Après une série de livres articulés autour de personnages réels ou d’événements historiques, Jean Echenoz raconte comment il est revenu au roman d’action, ancré dans notre époque.

En ces temps heurtés, commencer l’année 2016 avec un nouveau roman de Jean Echenoz, gorgé de fantaisie et d’aventure, est on ne peut plus bienvenu. Pour le dire simplement : Envoyée spéciale fait du bien. Comme de converser avec son auteur, romancier ultradoué et archi-reconnu, pourtant toujours modeste et étranger à l’esprit de sérieux, bien que fidèle à une esthétique exigeante.

Après plus de dix ans où vous avez travaillé autour de personnages (Ravel, Zatopek, Tesla) et d’un événement (la guerre de 1914) historiques, vous revenez à la fiction. Pourquoi ?
Jean Echenoz : 
J’avais le désir de revenir à la fiction et à un roman dont l’action se passe aujourd’hui. La dimension romanesque n’était pas absente de mes quatre derniers livres, mais j’étais chaque fois tenu par une réalité biographique ou historique. J’étais entré dans cette espèce de « suite » après Au piano (2003), qui m’avait posé pas mal de problèmes, et j’ai eu envie de travailler sur une époque passée, ce que je n’avais jamais fait : l’entre-deux-guerres, en l’occurrence.
L’idée était celle d’un roman peuplé de personnages fictifs mais où pourraient surgir des personnages réels, dont Maurice Ravel. Il n’avait au départ qu’un rôle de figurant, mais j’ai lu tout ce que je pouvais trouver sur lui, pour finir par me rendre compte que son histoire était infiniment plus intéressante que mon projet initial. Et Ravel a pris toute la place.
Ensuite, cette construction d’une « vie imaginaire » m’a conduit à en écrire deux autres, mais je n’ai pas voulu poursuivre dans cette forme.
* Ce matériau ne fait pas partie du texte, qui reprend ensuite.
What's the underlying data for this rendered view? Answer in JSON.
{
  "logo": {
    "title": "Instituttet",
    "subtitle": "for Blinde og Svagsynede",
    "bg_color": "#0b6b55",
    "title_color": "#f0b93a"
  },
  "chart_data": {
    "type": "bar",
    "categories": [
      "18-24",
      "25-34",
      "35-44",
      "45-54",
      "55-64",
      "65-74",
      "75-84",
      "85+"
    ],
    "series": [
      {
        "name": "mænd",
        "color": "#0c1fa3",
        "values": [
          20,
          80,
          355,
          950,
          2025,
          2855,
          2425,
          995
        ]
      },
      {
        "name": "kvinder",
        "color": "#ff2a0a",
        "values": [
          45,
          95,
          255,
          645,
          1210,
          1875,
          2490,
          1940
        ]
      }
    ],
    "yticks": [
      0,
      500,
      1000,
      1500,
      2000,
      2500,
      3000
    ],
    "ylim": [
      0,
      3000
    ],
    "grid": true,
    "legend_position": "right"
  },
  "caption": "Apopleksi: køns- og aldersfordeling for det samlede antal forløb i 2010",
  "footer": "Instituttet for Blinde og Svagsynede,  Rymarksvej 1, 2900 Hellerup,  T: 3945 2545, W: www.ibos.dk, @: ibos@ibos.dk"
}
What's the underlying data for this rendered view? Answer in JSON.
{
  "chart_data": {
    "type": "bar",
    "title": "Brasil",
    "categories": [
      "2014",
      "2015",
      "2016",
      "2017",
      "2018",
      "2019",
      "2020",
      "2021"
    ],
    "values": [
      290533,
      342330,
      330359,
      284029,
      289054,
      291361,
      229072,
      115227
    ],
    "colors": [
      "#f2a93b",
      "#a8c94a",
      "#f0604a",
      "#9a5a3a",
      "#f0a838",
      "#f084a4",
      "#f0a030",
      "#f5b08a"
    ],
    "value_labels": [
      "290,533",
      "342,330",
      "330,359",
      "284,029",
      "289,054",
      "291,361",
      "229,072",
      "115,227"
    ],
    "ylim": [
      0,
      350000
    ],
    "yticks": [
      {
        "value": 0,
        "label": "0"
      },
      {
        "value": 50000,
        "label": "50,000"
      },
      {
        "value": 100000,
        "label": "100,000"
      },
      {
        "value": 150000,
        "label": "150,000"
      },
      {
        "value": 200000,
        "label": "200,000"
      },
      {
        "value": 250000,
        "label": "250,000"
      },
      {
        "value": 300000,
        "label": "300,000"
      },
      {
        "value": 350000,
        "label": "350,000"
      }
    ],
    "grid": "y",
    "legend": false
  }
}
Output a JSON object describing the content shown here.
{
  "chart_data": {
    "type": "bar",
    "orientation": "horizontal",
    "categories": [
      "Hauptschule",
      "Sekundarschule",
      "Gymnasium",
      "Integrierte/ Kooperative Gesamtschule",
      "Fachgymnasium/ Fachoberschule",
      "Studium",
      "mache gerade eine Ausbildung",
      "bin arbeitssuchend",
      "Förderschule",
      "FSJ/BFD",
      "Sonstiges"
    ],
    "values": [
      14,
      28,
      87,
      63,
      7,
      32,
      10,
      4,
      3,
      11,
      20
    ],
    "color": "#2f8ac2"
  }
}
Puis je suis tombé sur des documents concernant la Première Guerre mondiale qui, de fil en aiguille, m’ont amené à 14. Mais mon désir était revenu d’un roman, disons, « actuel », qui se déroule dans le temps où je l’écris, et j’ai commencé à monter le projet d’Envoyée spéciale.
Vous parlez d’un retour à notre époque et, en même temps, Envoyée spéciale s’ouvre dans une tonalité bien éloignée de notre modernité : on se trouve dans le bureau vétuste d’un général…
Oui, parce que ce décor un peu désuet, presque en noir et blanc, correspond au profil d’un personnage de type en fin de carrière, qui est encore là parce qu’on le tolère, même s’il a dans cette histoire un rôle d’organisateur. C’est un environnement qui fait presque partie de sa description physique.
C’est également un retour au genre, au roman d’espionnage ou d’action…
Peut-être cela tient-il simplement au sentiment que j’ai de venir de là. En partie de là. Le projet initial de mon premier livre s’inscrivait dans un cadre de Série noire. On était dans les années 1970, je lisais pas mal de romans policiers. C’était un temps plutôt théorique, la forme romanesque avait un statut un peu mineur, et comme je voulais, moi, faire de la fiction, le roman noir était une voie d’accès qui m’intéressait. Je continue à penser que c’est une forme de drame moderne très fertile.
Le roman de genre permet-il aussi de jeter un regard sur la réalité ?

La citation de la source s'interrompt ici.